You may have entered your son in the wrong sport. If you can't handle being part of a team, which means winning and losing together, then you may want to take your superstar to an individual sport. At this level I can assure you his parents are the only one's thinking he is the "only bright spot". Do the other families playing in 2012 a favor and don't change teams. They don't need you in the stands.
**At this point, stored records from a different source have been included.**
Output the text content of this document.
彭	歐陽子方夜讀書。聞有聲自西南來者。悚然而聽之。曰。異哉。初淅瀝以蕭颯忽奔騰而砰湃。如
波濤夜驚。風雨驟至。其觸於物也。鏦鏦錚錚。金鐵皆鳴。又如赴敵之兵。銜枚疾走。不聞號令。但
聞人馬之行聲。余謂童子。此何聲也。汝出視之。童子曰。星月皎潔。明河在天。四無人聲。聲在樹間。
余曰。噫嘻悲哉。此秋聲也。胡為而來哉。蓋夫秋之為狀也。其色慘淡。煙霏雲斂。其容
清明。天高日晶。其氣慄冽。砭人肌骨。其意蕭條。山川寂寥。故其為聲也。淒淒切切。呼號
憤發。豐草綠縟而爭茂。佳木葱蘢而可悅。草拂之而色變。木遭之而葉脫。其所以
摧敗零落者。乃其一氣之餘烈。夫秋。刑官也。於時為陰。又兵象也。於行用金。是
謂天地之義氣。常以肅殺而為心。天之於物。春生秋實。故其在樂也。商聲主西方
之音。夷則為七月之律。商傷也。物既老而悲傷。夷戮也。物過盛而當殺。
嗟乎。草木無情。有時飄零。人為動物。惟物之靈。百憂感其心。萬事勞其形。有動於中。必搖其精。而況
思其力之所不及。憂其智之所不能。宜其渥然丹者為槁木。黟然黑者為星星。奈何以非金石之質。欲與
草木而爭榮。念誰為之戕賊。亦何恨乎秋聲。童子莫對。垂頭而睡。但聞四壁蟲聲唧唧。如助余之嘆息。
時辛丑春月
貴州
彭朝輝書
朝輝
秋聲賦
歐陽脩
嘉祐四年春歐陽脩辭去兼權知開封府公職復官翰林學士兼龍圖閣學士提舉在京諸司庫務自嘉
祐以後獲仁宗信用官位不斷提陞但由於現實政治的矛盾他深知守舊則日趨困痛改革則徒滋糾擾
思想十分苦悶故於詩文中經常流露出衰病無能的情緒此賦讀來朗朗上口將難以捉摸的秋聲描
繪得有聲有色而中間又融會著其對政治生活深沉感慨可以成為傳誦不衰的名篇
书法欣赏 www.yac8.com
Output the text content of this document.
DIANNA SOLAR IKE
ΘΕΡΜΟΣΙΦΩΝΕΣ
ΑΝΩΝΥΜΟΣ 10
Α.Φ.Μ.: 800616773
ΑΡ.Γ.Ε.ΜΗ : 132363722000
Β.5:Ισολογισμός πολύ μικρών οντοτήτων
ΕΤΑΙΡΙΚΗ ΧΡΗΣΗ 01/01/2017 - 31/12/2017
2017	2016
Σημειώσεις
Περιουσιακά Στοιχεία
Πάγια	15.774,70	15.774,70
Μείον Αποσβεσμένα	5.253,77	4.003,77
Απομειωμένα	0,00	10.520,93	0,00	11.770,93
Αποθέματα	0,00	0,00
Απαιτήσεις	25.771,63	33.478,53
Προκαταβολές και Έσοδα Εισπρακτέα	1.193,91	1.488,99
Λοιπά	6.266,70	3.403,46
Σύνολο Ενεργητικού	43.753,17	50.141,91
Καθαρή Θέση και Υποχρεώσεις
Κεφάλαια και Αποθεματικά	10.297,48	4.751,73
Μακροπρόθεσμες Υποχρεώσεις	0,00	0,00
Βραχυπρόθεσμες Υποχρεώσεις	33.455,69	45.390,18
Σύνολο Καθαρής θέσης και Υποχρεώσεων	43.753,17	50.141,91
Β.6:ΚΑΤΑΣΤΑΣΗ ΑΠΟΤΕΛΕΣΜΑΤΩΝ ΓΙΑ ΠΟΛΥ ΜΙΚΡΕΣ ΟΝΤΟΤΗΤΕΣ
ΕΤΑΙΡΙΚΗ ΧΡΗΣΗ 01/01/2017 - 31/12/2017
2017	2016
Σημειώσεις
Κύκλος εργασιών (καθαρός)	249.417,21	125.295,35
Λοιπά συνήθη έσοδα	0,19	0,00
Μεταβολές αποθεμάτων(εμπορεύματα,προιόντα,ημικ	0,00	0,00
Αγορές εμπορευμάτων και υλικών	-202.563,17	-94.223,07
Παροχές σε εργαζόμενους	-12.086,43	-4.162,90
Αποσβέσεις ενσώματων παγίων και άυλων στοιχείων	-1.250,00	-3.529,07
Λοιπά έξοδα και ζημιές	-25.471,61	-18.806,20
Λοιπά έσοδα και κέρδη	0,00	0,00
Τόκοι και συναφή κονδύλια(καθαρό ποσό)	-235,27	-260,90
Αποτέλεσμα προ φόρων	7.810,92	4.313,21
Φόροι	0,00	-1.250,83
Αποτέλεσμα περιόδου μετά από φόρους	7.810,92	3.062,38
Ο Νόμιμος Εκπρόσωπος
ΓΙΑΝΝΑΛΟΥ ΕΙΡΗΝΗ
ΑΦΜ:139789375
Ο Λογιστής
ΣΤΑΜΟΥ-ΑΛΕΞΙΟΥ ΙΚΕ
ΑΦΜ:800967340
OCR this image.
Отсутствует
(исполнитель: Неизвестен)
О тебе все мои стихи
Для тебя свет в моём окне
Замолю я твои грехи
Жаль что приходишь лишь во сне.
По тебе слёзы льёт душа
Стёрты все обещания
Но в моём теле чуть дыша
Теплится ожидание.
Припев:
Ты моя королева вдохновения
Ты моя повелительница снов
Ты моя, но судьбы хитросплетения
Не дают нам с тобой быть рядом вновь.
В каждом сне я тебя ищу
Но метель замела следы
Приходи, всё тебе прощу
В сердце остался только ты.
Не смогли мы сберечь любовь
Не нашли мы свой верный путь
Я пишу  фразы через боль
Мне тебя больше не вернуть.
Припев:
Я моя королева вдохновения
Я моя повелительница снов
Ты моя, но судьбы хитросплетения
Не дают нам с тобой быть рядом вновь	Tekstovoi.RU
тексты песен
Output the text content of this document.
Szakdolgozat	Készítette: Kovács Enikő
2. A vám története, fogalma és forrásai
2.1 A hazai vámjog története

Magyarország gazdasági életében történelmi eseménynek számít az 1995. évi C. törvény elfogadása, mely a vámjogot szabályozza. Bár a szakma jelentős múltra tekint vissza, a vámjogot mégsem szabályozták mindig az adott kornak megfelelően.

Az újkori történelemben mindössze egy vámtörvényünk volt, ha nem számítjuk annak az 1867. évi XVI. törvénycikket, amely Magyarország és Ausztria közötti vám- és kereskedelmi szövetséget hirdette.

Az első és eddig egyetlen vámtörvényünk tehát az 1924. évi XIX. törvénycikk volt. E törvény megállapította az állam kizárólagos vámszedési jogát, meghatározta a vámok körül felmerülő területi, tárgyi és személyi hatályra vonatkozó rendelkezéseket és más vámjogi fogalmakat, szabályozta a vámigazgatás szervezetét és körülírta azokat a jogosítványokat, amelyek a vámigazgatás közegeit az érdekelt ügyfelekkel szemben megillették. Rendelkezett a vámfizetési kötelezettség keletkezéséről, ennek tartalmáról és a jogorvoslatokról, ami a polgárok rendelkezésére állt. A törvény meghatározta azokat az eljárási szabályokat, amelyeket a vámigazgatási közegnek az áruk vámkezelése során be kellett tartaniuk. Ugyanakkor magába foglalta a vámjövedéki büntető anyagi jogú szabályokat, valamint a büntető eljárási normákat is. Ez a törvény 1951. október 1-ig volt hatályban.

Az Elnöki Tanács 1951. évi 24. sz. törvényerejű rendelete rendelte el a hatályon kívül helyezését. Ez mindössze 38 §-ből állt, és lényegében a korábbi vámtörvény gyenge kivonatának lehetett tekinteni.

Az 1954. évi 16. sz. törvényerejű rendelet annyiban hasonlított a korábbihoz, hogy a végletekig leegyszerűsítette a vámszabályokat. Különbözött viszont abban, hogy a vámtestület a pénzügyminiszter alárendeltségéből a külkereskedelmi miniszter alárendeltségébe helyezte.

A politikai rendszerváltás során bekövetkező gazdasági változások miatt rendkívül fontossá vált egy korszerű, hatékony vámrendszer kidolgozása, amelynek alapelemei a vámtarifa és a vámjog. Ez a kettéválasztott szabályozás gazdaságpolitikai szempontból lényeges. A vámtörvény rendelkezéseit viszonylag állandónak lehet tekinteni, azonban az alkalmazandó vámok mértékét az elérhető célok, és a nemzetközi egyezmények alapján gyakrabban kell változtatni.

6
Tell your son to suck it up and stop being a baby as losing is a BIG part of playing net and it's the position he chose to play. I am sure in all these losses he has also let in a few soft goals too, after all, he is a kid. To quit now and go somewhere else is screwing over his team (let alone the other 15+ families) and its only going to hurt him later in life when he is working a normal job like 99.9999% of the kids he is playing against or wherever you end up. Think for a minute, you are solving the immediate problem over nonsense like youth hockey win's to tarnish your son's re****tion as he gets older. Kids are not as innocent as you think - they will also remember your goalie left them high and dry and will take it out on him either on the ice next season or years down the line when they are drinking beers in the woods and remember he walked. Nothing worse than having the label as a quitter following you around- so get him some boxing gloves when he goes to the other club. It's why most parents believe in the fact that once you commit, you commit. If you don't like the team, there are plenty of options when it comes to youth tryouts. In the end, nobody cares or remembers how many games he lost or goals he let in playing youth hockey either.
I told my kid he played great after the team got beat by 6 goals. He started crying and I couldn’t get him to calm down. His team didn’t play good. Lots of mistakes. A bunch of kids looked they forgot to take their medication if you know what I mean. I don’t want his squirt major season to be like this but it is starting to go like this a lot. Honestly, he’s the only bright spot on the team and that’s not good for a goalie. The coach keeps yelling at him to work harder in practice but last thing he should be worried about is my son.
If your kid didn’t see 70 shots more than your total GA, he didn’t have a great game. (That’s shots on goal, would have scored if he didn’t save. I know how goalie parents like to count every foul ball their kids reaches for)
Your teams bright spot has a job to do also. So tell him to clean up his facial leaking and get to work.